Nearly all of the investors supported rolling over the county’s $800 million debt, which has three segments. Amounts in millions, percent supporting rollover in bold and with an asterisk (*)

$600: Taxable notes issued for money to invest in investment pool run by then-Treasurer Robert L. Citron; originally due July 10, 1995. *100%

$169: Series A Tax and Revenue Anticipation Notes (TRANs), tax-exempt paper issued to coverexpenses while awaiting incoming property taxes; originally due July 19, 1995. *94%

$31: Series B TRANs; originally due Aug. 10, 1995. *98%

The Investors

Notes are owned by about 800 different parties, but more than 90% belong to 20 institutional investors.

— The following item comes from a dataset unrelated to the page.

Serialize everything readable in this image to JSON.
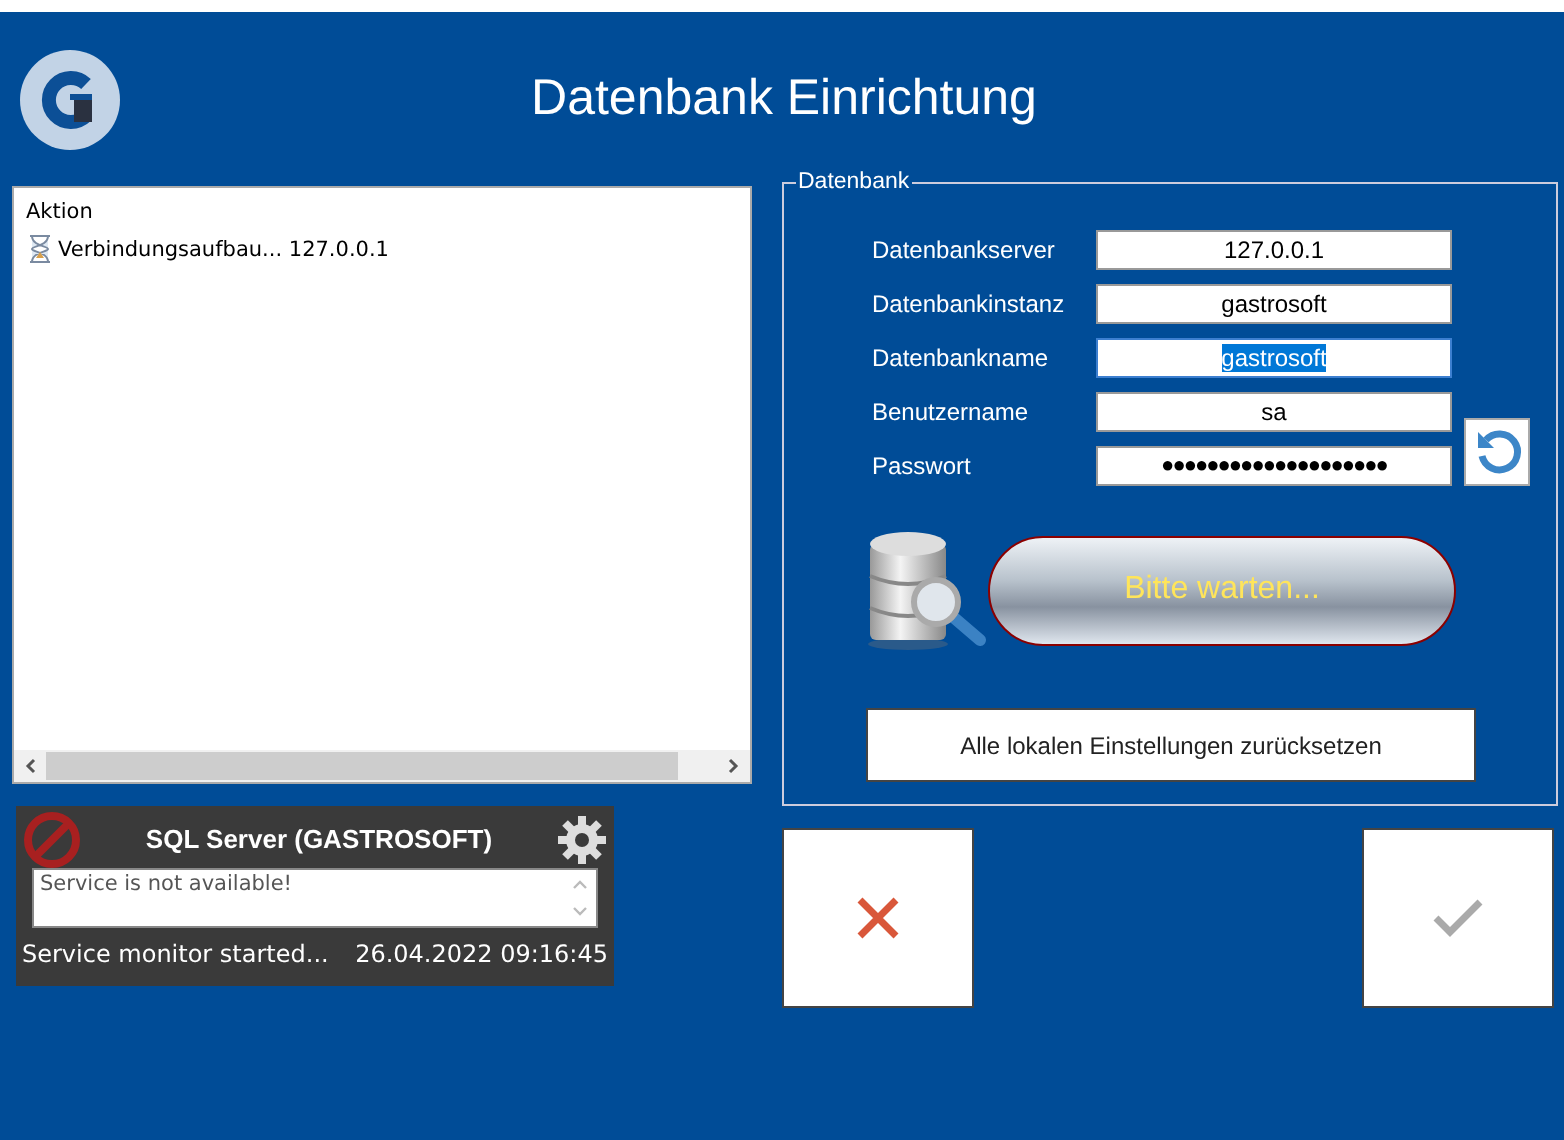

Three-fourths of the debt is taxable notes, and about 90% of that is owned by just nine investors. Taxable-noteholders and their holdings in millions:

Kemper Financial Services Inc.: $198

Federal National Mortgage Assn. (Fannie Mae): $90

Wells Fargo Bank: $65

Merrill Lynch & Co.: $64

Charles Schwab & Co.: $41

Lehman Bros.: $40

Boston Safe & Deposit Trust Co.: $25

Chase Manhattan Bank: $4

Bankers Trust Co.: $2

The Cost

An extra year of interest on the notes, plus the bonus interest promised by the rollover, totals nearly $29 million.